Het belang van milieuzonering wordt steeds groter aangezien functiemenging steeds vaker voorkomt. Hierbij is het motto: 'scheiden waar het moet, mengen waar het kan'. Het scheiden van milieubelastende en milieugevoelige bestemmingen dient twee doelen:
- het reeds in het ruimtelijk spoor voorkomen of zoveel mogelijk beperken van hinder en gevaar bij gevoelige bestemmingen;
- het bieden van voldoende zekerheid aan de milieubelastende activiteiten (bijvoorbeeld bedrijven) zodat zij de activiteiten duurzaam, en binnen aanvaardbare voorwaarden, kunnen uitoefenen.
Planspecifiek
In de omgeving van het plangebied zijn enkele bedrijfspanden met bijbehorende loodsen en bedrijfswoningen gelegen, namelijk de panden Callantsogervaart 17 tot en met 21, 21A en 23 (oneven). Daarnaast liggen er in het noordelijk deel van het plangebied nog landbouwgronden voor agrarisch gebruik met bijbehorende agrarische bedrijven, namelijk de Langevliet 21 en de Rijksweg 105, 107 t/m 109. Echter is het plangebied op voldoende afstand gelegen. Daariom levert de omgeving geen beperkingen op voor de beoogde functies. In de omgeving zijn voorts geen bedrijven of andere functies gelegen die door de voorgenomen ontwikkeling in hun huidige noch hun toekomstige functioneren worden gehinderd.

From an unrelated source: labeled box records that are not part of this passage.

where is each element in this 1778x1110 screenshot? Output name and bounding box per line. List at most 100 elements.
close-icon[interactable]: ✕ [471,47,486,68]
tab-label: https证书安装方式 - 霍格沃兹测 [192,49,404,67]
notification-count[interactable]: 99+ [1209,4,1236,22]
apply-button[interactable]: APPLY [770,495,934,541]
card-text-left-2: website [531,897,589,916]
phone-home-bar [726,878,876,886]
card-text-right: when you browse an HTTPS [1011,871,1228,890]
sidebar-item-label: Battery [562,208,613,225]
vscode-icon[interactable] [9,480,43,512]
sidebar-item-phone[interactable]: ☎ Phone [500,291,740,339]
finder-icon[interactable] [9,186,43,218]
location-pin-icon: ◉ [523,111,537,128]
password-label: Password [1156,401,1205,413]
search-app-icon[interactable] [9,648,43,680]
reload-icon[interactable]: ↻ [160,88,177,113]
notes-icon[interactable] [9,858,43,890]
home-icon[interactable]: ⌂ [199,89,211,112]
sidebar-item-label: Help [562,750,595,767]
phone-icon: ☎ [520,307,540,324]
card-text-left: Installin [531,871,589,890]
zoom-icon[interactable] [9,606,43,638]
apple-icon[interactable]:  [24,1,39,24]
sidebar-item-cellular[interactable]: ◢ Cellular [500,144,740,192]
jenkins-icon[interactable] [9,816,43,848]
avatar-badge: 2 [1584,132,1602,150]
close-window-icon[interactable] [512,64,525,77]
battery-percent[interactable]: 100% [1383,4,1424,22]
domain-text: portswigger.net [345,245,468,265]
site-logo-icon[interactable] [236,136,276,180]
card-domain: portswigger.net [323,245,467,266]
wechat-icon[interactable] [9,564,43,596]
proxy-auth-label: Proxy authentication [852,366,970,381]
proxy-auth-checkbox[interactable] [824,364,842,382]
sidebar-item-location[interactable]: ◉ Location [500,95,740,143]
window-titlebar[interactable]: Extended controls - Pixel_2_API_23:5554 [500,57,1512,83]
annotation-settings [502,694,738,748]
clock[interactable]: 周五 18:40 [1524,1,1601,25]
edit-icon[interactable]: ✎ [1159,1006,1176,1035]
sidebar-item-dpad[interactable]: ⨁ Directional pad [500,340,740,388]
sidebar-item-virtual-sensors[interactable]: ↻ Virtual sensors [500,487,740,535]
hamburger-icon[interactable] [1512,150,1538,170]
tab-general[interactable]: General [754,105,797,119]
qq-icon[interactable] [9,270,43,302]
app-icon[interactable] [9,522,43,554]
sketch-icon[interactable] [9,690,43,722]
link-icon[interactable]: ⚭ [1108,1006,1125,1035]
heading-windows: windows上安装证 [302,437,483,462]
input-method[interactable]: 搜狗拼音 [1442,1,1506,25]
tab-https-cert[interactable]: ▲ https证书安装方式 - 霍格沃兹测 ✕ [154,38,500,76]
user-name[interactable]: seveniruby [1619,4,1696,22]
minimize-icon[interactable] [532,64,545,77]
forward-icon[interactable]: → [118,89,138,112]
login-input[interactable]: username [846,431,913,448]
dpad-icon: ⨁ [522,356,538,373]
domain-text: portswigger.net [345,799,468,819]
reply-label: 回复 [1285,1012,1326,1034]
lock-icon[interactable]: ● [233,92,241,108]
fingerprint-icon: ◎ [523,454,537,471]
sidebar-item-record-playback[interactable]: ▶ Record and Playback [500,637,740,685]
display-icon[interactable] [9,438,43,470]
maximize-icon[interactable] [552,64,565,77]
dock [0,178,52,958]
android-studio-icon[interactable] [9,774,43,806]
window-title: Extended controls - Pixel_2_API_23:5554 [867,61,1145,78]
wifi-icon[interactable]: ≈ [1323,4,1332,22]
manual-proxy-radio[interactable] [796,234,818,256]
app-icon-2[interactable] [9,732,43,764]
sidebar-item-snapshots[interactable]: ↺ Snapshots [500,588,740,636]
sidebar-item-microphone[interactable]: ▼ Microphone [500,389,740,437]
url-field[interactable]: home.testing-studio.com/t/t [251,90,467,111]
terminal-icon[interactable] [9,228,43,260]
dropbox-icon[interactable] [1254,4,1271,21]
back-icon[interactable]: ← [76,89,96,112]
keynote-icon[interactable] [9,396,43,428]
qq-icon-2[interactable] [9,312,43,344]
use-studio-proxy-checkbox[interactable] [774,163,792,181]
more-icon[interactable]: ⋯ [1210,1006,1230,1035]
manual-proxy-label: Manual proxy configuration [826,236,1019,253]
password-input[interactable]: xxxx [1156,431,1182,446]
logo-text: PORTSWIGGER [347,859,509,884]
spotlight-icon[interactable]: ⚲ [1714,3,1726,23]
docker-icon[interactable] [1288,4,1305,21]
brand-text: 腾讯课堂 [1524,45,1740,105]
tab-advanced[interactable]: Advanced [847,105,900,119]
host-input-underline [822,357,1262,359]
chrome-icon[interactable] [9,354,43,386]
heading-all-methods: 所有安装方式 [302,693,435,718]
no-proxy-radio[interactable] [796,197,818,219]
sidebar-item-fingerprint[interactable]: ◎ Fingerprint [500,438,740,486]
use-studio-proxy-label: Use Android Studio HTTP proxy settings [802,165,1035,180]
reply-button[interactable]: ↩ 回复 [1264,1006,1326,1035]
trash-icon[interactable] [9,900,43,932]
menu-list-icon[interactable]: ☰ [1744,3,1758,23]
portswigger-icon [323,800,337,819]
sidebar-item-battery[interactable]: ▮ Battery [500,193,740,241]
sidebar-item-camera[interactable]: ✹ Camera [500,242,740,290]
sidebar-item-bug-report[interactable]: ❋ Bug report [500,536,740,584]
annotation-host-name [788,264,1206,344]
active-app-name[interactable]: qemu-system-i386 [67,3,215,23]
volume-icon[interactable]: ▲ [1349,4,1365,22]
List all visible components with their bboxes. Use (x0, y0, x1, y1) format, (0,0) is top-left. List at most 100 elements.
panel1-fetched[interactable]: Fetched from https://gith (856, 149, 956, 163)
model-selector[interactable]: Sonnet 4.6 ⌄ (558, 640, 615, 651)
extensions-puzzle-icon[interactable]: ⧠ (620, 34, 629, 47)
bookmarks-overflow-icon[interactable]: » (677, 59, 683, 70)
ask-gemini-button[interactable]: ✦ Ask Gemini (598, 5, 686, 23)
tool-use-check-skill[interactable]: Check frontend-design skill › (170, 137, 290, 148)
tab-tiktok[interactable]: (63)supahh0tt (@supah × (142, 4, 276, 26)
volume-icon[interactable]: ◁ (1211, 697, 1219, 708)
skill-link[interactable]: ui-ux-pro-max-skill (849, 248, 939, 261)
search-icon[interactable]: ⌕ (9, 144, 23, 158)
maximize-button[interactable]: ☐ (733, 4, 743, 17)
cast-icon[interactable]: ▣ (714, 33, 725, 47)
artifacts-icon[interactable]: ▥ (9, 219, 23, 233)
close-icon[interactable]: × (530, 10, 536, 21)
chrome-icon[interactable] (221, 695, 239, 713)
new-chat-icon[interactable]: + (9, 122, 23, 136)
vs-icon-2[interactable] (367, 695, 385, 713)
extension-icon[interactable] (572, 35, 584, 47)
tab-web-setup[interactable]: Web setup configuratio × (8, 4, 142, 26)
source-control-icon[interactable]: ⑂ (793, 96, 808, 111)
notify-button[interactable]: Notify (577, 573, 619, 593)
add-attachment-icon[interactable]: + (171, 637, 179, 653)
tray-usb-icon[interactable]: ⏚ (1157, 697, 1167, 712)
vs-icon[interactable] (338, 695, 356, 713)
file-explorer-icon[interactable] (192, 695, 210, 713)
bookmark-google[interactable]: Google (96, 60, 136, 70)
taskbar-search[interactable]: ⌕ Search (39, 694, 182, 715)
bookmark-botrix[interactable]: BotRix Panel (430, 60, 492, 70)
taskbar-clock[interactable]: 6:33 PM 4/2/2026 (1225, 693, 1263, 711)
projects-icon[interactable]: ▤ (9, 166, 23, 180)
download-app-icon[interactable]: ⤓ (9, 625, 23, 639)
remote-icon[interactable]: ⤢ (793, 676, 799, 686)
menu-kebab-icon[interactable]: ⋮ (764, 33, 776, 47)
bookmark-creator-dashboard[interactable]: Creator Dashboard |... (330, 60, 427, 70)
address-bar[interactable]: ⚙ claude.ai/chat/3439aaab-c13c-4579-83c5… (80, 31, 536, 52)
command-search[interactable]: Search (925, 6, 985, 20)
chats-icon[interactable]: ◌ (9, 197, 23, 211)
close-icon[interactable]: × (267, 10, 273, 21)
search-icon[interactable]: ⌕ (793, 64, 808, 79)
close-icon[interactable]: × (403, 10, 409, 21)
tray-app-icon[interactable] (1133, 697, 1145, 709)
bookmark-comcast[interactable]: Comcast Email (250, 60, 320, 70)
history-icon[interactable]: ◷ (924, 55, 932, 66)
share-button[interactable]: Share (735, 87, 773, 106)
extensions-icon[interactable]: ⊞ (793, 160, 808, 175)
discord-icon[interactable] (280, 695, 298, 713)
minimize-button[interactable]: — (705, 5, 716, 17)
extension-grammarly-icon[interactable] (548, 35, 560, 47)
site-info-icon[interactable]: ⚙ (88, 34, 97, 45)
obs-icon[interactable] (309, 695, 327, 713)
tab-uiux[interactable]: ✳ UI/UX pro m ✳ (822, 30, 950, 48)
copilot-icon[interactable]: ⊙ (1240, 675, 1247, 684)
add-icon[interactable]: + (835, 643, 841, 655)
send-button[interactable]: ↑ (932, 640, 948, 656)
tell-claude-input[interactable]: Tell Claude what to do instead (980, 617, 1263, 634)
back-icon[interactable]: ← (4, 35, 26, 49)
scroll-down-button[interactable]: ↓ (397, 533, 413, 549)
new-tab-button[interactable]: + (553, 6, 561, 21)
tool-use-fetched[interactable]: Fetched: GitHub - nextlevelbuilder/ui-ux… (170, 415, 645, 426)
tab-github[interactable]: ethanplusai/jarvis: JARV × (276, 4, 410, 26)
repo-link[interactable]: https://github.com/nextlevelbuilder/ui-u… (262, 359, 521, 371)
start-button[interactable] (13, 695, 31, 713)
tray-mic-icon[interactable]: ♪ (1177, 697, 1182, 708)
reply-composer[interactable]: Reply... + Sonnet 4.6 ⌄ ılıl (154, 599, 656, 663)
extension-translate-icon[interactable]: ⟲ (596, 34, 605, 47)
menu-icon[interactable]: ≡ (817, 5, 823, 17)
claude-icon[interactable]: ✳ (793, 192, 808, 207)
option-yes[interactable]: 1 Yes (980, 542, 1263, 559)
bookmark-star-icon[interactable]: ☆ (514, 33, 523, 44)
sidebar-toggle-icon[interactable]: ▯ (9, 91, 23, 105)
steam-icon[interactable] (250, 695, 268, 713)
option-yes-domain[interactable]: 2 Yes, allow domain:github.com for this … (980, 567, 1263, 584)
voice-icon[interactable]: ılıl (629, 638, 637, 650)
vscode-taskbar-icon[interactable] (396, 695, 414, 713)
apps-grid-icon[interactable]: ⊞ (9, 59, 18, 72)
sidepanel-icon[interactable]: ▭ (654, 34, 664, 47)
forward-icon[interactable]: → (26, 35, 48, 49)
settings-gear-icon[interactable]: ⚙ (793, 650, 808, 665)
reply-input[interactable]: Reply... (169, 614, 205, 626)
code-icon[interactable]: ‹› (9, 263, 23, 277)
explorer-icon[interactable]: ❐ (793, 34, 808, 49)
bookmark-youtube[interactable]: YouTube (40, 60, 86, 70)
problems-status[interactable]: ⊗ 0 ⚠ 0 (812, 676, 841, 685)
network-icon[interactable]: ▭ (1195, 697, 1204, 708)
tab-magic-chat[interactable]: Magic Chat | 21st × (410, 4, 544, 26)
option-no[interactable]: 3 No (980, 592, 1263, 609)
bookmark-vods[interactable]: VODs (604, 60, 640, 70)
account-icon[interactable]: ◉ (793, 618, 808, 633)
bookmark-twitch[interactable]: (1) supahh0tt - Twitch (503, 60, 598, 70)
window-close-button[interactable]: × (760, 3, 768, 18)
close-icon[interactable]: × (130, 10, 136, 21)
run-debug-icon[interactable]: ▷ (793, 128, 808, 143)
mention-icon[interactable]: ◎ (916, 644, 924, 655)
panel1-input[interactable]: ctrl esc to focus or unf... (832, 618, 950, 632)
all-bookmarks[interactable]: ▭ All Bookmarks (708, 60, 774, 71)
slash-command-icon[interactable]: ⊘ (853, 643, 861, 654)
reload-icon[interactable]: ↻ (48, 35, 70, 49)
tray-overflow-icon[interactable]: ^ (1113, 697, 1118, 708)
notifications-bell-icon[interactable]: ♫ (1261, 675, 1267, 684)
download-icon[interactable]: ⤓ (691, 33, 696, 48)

Verder moet worden nagegaan of de beoogde ontwikkeling milieubelastende activiteiten omvat. In onderhavig plan gaat het om de ontwikkeling van uitsluitend een woonfunctie en worden geen milieubelastende activiteiten mogelijk gemaakt.
Het aspect milieuzonering vormt geen belemmering voor de uitvoerbaarheid van de voorgenomen ontwikkeling.
5.1 Algemeen
Voor het uitwerkingsplan is gebruik gemaakt van de in de Wet ruimtelijke ordening opgenomen standaardvorm van de Standaard Vergelijkbare Bestemmingplannen 2012 (SVBP 2012).
Dit ruimtelijke plan bestaat uit een verbeelding, planregels en een toelichting. De verbeelding en de planregels vormen samen het juridisch bindende gedeelte van dit plan. Beide planonderdelen dienen in onderlinge samenhang te worden bezien en toegepast. Op de verbeelding zijn de bestemmingen aangewezen. Aan deze bestemmingen zijn bouwregels en regels betreffende het gebruik gekoppeld.
De toelichting heeft geen rechtskracht, maar vormt niettemin een belangrijk onderdeel van het plan. De toelichting van dit ruimtelijke plan geeft een weergave van de beweegredenen, de onderzoeksresultaten en de beleidsuitgangspunten die aan het plan ten grondslag liggen. Ook is de toelichting van wezenlijk belang voor een juiste interpretatie en toepassing van het ruimtelijke plan.
Tot slot maakt een eventuele bijlage onlosmakelijk onderdeel uit van het ruimtelijke plan.